Réalisé par David O. Russell. Etats-Unis. Biopic. 1h40 (Sortie le janvier 2016). Avec Jennifer Lawrence, Robert De Niro, Bradley Cooper, Ramírez , Virginia Madsen, Isabella Rossellini, Diane Ladd et Dascha Polanco.
Il a de la chance, David O'Russell. Il écrit et réalise des films à succès, bien faits avec des rôles formidables pour des acteurs, notamment pour Jennifer Lawrence qui lui doit un Oscar pour sa performance dans "Happiness Therapy".
Il a surtout la chance de ne pas avoir été - trop tôt - dans le collimateur des critiques qui font l'opinion et qui disent qui est un auteur ou pas. Comme, après son excellent film, "Les Rois du Désert", David O'Russell a eu un passage à vide, il n'a pas obtenu la carte qui momifie les talents.

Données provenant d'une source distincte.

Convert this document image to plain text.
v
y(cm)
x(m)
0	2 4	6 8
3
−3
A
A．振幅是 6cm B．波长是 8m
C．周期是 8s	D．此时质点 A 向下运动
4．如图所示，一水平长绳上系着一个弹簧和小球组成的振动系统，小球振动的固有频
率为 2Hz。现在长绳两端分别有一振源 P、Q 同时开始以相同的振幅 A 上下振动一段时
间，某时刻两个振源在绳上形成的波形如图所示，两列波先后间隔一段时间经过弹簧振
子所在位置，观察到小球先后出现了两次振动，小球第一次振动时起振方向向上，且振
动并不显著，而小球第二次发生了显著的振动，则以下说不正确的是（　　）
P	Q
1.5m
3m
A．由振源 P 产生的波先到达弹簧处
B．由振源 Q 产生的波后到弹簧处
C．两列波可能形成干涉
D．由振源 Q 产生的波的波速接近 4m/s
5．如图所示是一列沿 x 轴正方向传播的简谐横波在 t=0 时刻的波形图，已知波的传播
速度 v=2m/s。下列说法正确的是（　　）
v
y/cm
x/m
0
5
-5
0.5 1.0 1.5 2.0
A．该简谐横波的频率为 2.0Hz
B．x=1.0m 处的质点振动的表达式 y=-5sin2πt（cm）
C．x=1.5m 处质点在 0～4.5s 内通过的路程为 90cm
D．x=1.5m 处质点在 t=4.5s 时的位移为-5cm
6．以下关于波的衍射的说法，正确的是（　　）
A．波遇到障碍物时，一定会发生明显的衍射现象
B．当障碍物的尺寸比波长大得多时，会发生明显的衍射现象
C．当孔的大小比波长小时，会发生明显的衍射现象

Désormais, il enchaîne les films vantés par la critique, notamment pour la qualité de leurs scénarios - comme "American Bluff"-, sans qu'il soit mis en avant, sans qu'il ait les faveurs des sélections dans les grands festivals qui font les réputations d'auteur.
Et, pourtant, en voyant "Joy", on est épaté par son talent, et surtout par ses dons de conteur. Dans "Joy", il y a plusieurs films qui se succèdent, sans que le film soit heurté ou relève de procédés.

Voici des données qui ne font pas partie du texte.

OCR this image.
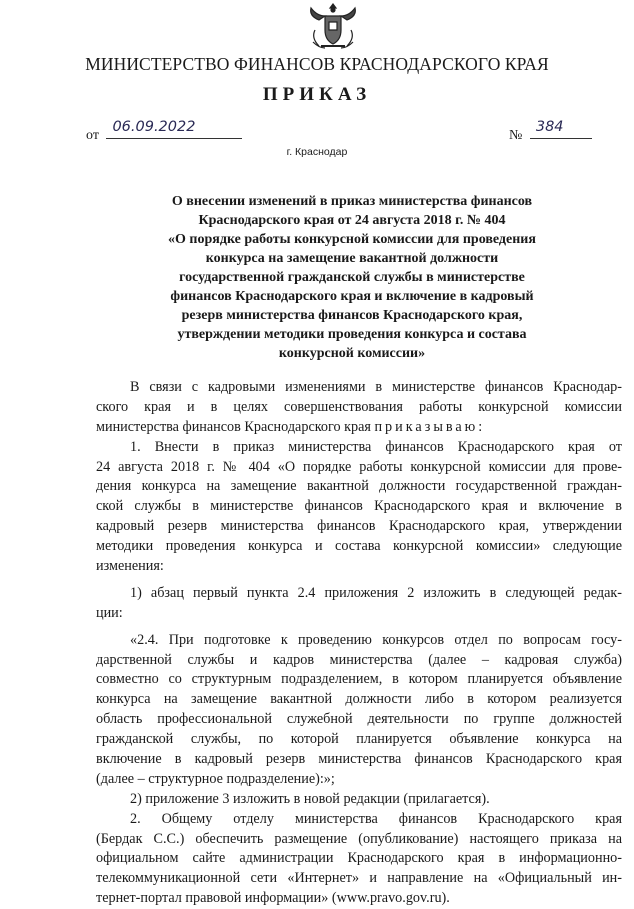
МИНИСТЕРСТВО ФИНАНСОВ КРАСНОДАРСКОГО КРАЯ
ПРИКАЗ
от
06.09.2022
№
384
г. Краснодар
О внесении изменений в приказ министерства финансов
Краснодарского края от 24 августа 2018 г. № 404
«О порядке работы конкурсной комиссии для проведения
конкурса на замещение вакантной должности
государственной гражданской службы в министерстве
финансов Краснодарского края и включение в кадровый
резерв министерства финансов Краснодарского края,
утверждении методики проведения конкурса и состава
конкурсной комиссии»
В связи с кадровыми изменениями в министерстве финансов Краснодар-
ского края и в целях совершенствования работы конкурсной комиссии
министерства финансов Краснодарского края приказываю:
1. Внести в приказ министерства финансов Краснодарского края от
24 августа 2018 г. № 404 «О порядке работы конкурсной комиссии для прове-
дения конкурса на замещение вакантной должности государственной граждан-
ской службы в министерстве финансов Краснодарского края и включение в
кадровый резерв министерства финансов Краснодарского края, утверждении
методики проведения конкурса и состава конкурсной комиссии» следующие
изменения:
1) абзац первый пункта 2.4 приложения 2 изложить в следующей редак-
ции:
«2.4. При подготовке к проведению конкурсов отдел по вопросам госу-
дарственной службы и кадров министерства (далее – кадровая служба)
совместно со структурным подразделением, в котором планируется объявление
конкурса на замещение вакантной должности либо в котором реализуется
область профессиональной служебной деятельности по группе должностей
гражданской службы, по которой планируется объявление конкурса на
включение в кадровый резерв министерства финансов Краснодарского края
(далее – структурное подразделение):»;
2) приложение 3 изложить в новой редакции (прилагается).
2. Общему отделу министерства финансов Краснодарского края
(Бердак С.С.) обеспечить размещение (опубликование) настоящего приказа на
официальном сайте администрации Краснодарского края в информационно-
телекоммуникационной сети «Интернет» и направление на «Официальный ин-
тернет-портал правовой информации» (www.pravo.gov.ru).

Il sait, par exemple, décrire la famille déjantée de Jennifer Lawrence et lui donner un petit goût de récit à la Carson Mac Cullers, entre grotesque et poésie. Mais, au lieu de s'y cantonner, il fait bifurquer son histoire et de femme courageuse qui porte sur elle tous les échecs de ses proches enkystés dans des rêves chimériques, Joy devient l'inventeur d'un balai "qui s'essore tout seul".
"Joy" de David O'Russell n'est jamais là où on l'attend et, l'affiche aidant, on est persuadé qu'il va s'agir ici de reconstituer le couple qui a tellement bien marché dans "Happiness Therapy". Eh bien, on peut le dire : non ou alors hypothétiquement, bien après la fin du film.

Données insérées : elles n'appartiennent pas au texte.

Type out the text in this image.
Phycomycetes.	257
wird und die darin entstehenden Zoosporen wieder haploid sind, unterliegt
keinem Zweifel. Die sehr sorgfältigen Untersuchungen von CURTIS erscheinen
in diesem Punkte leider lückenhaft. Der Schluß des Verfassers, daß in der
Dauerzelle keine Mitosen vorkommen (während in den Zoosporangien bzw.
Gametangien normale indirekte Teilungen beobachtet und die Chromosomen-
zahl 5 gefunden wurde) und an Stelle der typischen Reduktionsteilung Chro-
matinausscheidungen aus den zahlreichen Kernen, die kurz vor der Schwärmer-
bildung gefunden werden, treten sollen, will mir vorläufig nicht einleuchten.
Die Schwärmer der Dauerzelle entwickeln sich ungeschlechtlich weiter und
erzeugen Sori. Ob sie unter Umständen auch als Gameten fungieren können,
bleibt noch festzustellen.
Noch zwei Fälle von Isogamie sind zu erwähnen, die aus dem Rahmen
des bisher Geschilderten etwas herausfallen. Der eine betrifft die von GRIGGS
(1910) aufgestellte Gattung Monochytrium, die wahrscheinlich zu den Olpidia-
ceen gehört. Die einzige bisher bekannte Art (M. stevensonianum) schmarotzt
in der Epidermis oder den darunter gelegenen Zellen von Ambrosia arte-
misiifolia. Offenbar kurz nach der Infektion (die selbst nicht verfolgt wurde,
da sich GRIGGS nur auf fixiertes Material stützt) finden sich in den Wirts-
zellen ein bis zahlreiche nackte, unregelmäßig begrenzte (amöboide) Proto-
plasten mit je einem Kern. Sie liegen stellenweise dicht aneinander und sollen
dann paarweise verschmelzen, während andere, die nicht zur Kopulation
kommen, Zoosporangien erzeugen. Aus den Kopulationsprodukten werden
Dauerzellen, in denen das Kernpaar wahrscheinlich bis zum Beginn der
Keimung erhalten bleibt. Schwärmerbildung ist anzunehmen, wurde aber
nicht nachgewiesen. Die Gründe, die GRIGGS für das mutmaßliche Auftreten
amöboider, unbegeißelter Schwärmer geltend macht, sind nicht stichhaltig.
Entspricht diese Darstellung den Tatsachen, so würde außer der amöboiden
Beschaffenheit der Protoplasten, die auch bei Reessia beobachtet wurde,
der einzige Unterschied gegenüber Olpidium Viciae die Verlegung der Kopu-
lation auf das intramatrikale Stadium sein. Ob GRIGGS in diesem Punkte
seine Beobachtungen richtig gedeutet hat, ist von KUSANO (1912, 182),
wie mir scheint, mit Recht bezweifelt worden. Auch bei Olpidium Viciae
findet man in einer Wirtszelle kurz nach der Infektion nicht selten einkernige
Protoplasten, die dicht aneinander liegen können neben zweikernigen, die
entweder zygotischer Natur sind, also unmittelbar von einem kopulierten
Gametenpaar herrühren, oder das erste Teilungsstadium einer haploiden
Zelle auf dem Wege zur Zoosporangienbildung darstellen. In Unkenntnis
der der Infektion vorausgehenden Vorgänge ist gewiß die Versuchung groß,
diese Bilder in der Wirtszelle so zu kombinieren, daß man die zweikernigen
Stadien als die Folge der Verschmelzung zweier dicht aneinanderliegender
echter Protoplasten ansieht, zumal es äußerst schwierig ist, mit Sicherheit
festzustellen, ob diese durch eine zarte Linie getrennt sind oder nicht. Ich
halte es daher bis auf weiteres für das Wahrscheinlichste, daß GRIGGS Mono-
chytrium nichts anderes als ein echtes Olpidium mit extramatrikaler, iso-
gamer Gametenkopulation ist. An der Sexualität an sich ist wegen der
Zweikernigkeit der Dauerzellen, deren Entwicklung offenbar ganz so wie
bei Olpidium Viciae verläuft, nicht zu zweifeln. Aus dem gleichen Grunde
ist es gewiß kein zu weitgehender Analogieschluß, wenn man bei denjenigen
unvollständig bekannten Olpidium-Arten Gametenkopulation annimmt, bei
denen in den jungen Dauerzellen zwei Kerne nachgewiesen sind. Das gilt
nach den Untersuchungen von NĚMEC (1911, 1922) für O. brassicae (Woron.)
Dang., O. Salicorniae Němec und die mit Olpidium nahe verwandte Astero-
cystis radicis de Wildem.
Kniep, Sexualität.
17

Et puis, il faut souligner le "bon esprit" de David O'Russell dans une Amérique où le "cinéma de gauche" s'est autant droitisé que son homologue français. Car, au lieu d'attribuer Cooper à Lawrence, il lui colle - pour le meilleur et pour le pire - Edgar Ramirez, rescapé du "Carlos" d'Olivier Assayas, et pas vraiment le modèle du "WASP" chargé de faire le pendant avec la jolie blonde.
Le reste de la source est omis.